My breath is my favorite anchor that I turn to when I need to find my center and reestablish solidity. My breath is the most reliable tool I have when I am overwhelmed by strong emotions. Regardless of my internal weather - my thoughts, emotions and perceptions - my breathing is always there like a faithful friend. Whenever I feel carried away, or sunken in a deep emotion, or scattered in worries and projects, I can focus on my breathing to collect and anchor my mind.

 

Every time you feel lost, alienated, cut off from life, or from the world; every time you feel despair, anger, or instability, mindful breathing is the vehicle that you can use to go back to your true home. We don’t need to control our breath. Feel the breath as it actually is. Conscious breathing is the key to uniting body and mind and bringing the energy of mindfulness into each moment of our life.
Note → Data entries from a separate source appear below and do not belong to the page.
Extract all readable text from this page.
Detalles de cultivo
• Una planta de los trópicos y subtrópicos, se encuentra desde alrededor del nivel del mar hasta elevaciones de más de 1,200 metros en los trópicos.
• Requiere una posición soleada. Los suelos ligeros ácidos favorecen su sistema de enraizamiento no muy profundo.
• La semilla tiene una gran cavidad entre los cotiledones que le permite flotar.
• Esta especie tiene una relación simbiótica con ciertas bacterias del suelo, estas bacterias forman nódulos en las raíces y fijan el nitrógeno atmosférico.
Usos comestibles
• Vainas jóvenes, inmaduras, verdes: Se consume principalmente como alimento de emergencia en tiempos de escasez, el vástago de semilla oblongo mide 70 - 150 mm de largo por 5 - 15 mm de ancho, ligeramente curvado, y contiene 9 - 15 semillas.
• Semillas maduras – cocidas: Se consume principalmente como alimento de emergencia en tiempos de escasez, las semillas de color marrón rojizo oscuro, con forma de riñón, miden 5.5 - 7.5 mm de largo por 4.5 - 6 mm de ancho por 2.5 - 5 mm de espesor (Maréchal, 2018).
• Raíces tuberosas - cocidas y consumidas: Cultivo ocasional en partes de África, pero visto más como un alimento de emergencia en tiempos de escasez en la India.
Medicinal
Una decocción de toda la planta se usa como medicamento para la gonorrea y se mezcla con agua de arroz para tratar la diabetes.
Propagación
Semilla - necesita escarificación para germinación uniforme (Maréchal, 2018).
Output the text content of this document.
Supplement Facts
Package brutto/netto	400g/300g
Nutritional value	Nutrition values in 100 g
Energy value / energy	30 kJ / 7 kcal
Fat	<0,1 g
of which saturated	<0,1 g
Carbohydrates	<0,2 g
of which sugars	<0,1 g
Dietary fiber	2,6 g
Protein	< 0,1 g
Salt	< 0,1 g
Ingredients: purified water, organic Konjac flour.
At any time, while I am walking, gardening or driving, I can return to this peaceful source of life.”

 

Try these Mindful Breathing exercises:

 

Breathing in, I know that I am breathing in

Breathing out, I know that I am breathing out

Breathing in, I go back to the island within myself

Breathing out, I go back to the island within myself

 

Breathing in, I know that I am breathing in

Breathing out, I know that I am breathing out

Breathing in, I calm my mind

Breathing out, I calm my mind

 

Breathing in, I calm my body

Breathing out, I smile

Dwelling in this present moment

I know this is a wonderful moment

Thich Nhat Hanh, from the New Sangha Handbook TNH Foundation Sangha Building Project

Taking Refuge in the 3 Gems

“Spiritual awakening requires a surrender of our ego to a higher consciousness,

a higher power, a greater reality than that contained in our ingrained beliefs of what life is all about.  When we enter into meditation, we are expressing the desire to move beyond the programmed ideas and attitudes so as to encounter reality more directly as an experience of the present moment.  We’re seeking the truth beyond our prejudices.  We’re asking for the transformation of our sense of self through the experience of a direct encounter with reality.”